Si la LPM a donc une portée stratégique forte, il convient cependant de relever qu’elle ne constitue qu’une brique de notre politique de « défense globale ». Celle-ci se construit également grâce à l’ensemble des politiques publiques qui participent à la résilience de la Nation et aux forces morales de notre pays. Ainsi que l’a rappelé le général d’armée Thierry Burkhard, chef d’état-major des armées, « le premier enseignement [du conflit en Ukraine] est l’importance des forces morales (…) Toutefois, la force morale ne se décrète pas. L’Ukraine s’est préparée, elle a consolidé ses forces morales, et pas seulement dans les armées. Les forces morales de l’armée ukrainienne procèdent directement du renforcement de la cohésion nationale » ([3]).
B. une programmation traditionnellement peu respectée en pratique
1. La normativité à géométrie variable des LPM
En vertu de l’article 34 de la Constitution, « les lois de programmation déterminent les objectifs de l'action de l'État ». En application de cette disposition, les LPM ont donc pour vocation de déterminer les objectifs de l’action de l’État en matière de défense.

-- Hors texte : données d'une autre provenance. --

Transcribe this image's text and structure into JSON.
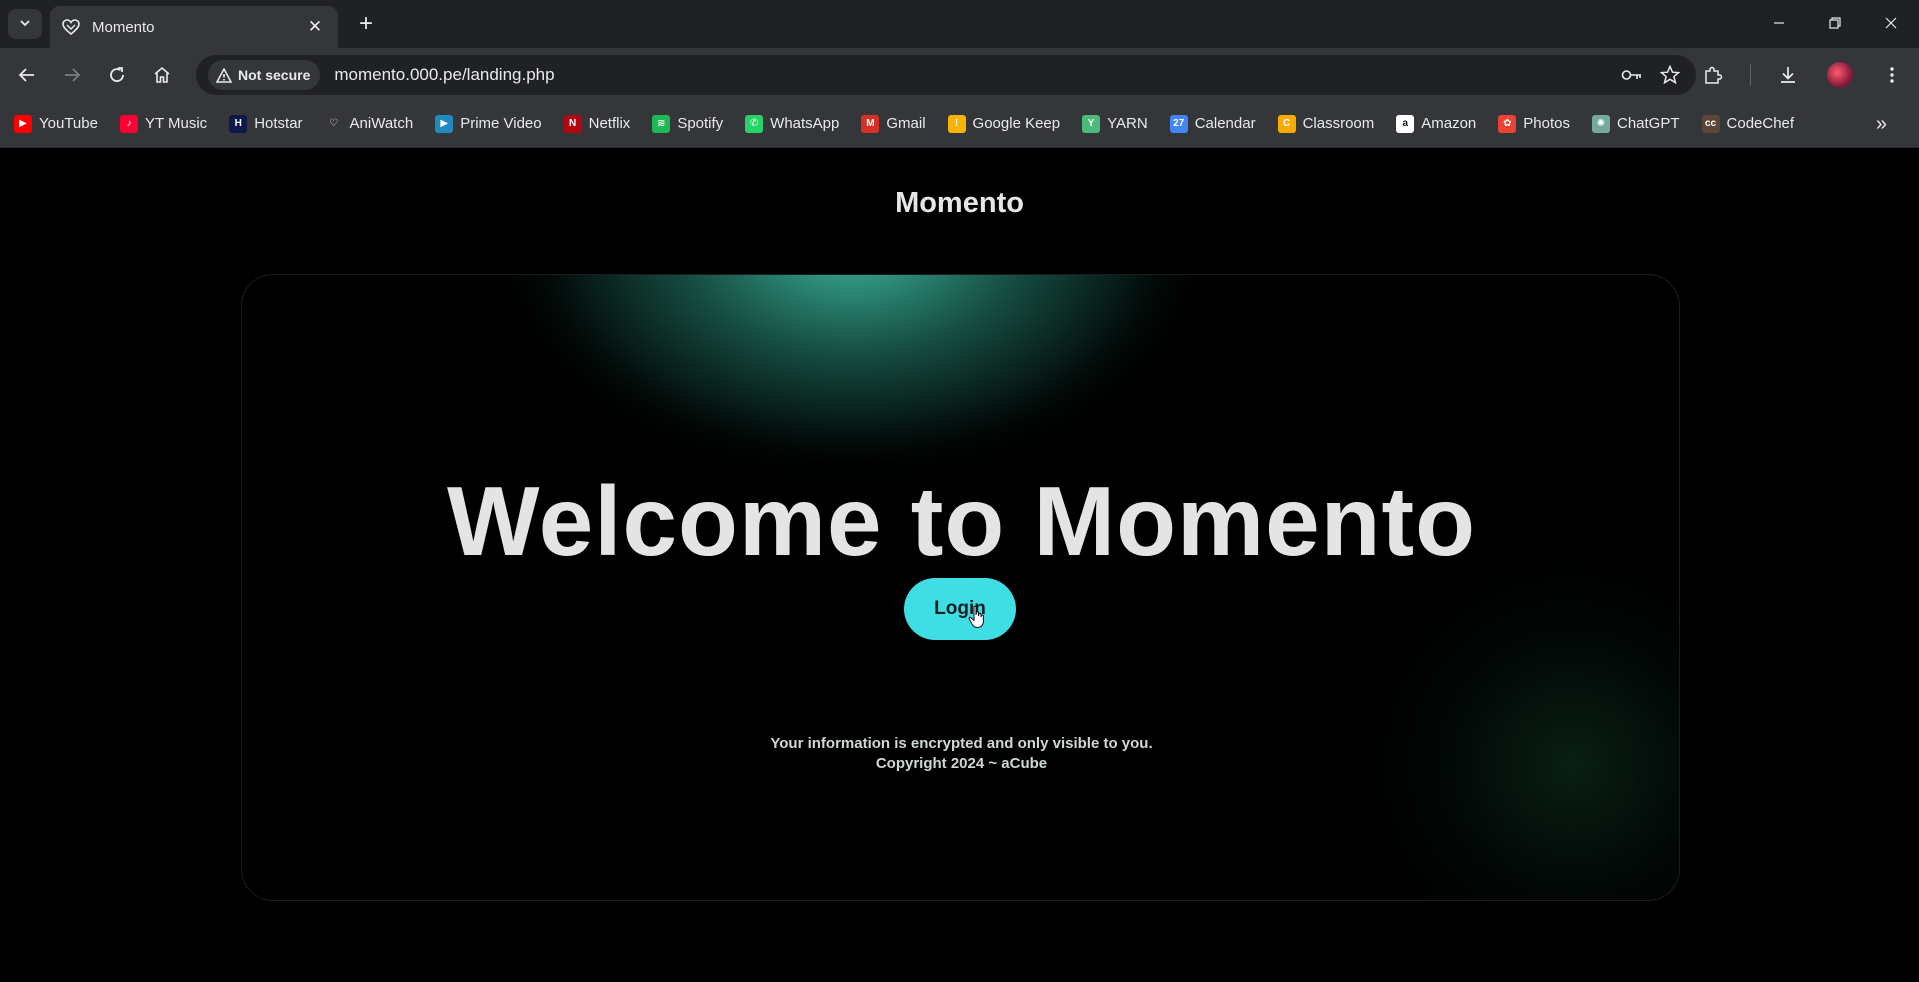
{
  "browser": {
    "tab": {
      "title": "Momento",
      "favicon": "momento-heart-icon"
    },
    "new_tab_label": "+",
    "address_bar": {
      "security_label": "Not secure",
      "url": "momento.000.pe/landing.php"
    },
    "bookmarks": [
      {
        "label": "YouTube",
        "icon": "youtube-icon",
        "color": "#ff0000",
        "glyph": "▶"
      },
      {
        "label": "YT Music",
        "icon": "yt-music-icon",
        "color": "#ff0033",
        "glyph": "♪"
      },
      {
        "label": "Hotstar",
        "icon": "hotstar-icon",
        "color": "#0c1a4a",
        "glyph": "H"
      },
      {
        "label": "AniWatch",
        "icon": "aniwatch-icon",
        "color": "#35363a",
        "glyph": "♡"
      },
      {
        "label": "Prime Video",
        "icon": "prime-video-icon",
        "color": "#1f8ac0",
        "glyph": "▶"
      },
      {
        "label": "Netflix",
        "icon": "netflix-icon",
        "color": "#b20710",
        "glyph": "N"
      },
      {
        "label": "Spotify",
        "icon": "spotify-icon",
        "color": "#1db954",
        "glyph": "≋"
      },
      {
        "label": "WhatsApp",
        "icon": "whatsapp-icon",
        "color": "#25d366",
        "glyph": "✆"
      },
      {
        "label": "Gmail",
        "icon": "gmail-icon",
        "color": "#d93025",
        "glyph": "M"
      },
      {
        "label": "Google Keep",
        "icon": "google-keep-icon",
        "color": "#f4b400",
        "glyph": "!"
      },
      {
        "label": "YARN",
        "icon": "yarn-icon",
        "color": "#4cb87a",
        "glyph": "Y"
      },
      {
        "label": "Calendar",
        "icon": "calendar-icon",
        "color": "#4285f4",
        "glyph": "27"
      },
      {
        "label": "Classroom",
        "icon": "classroom-icon",
        "color": "#f9ab00",
        "glyph": "C"
      },
      {
        "label": "Amazon",
        "icon": "amazon-icon",
        "color": "#ffffff",
        "glyph": "a"
      },
      {
        "label": "Photos",
        "icon": "photos-icon",
        "color": "#ea4335",
        "glyph": "✿"
      },
      {
        "label": "ChatGPT",
        "icon": "chatgpt-icon",
        "color": "#74aa9c",
        "glyph": "✺"
      },
      {
        "label": "CodeChef",
        "icon": "codechef-icon",
        "color": "#5b4638",
        "glyph": "cc"
      }
    ]
  },
  "page": {
    "site_title": "Momento",
    "heading": "Welcome to Momento",
    "login_label": "Login",
    "footer_note": "Your information is encrypted and only visible to you.",
    "footer_copy": "Copyright 2024 ~ aCube",
    "accent_color": "#3fdde4"
  }
}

La LPM est constituée traditionnellement de deux titres : un premier titre consacré aux objectifs de la politique de défense et à la programmation financière ; un second titre consacré à diverses dispositions normatives intéressant la défense nationale (statut et carrière des militaires, droit de l’armement, immobilier de défense…). Les LPM sont également complétées d’un rapport annexé, qui détaille les orientations opérationnelles (contrats opérationnels, format des armées, programme d’équipements…). Ainsi, hormis les dispositions législatives créées ou modifiées par le second titre de la LPM, cette dernière ne fixe que des objectifs. La programmation financière prévue par les LPM devra être notamment traduite par les lois de finances annuelles pour acquérir une véritable portée normative.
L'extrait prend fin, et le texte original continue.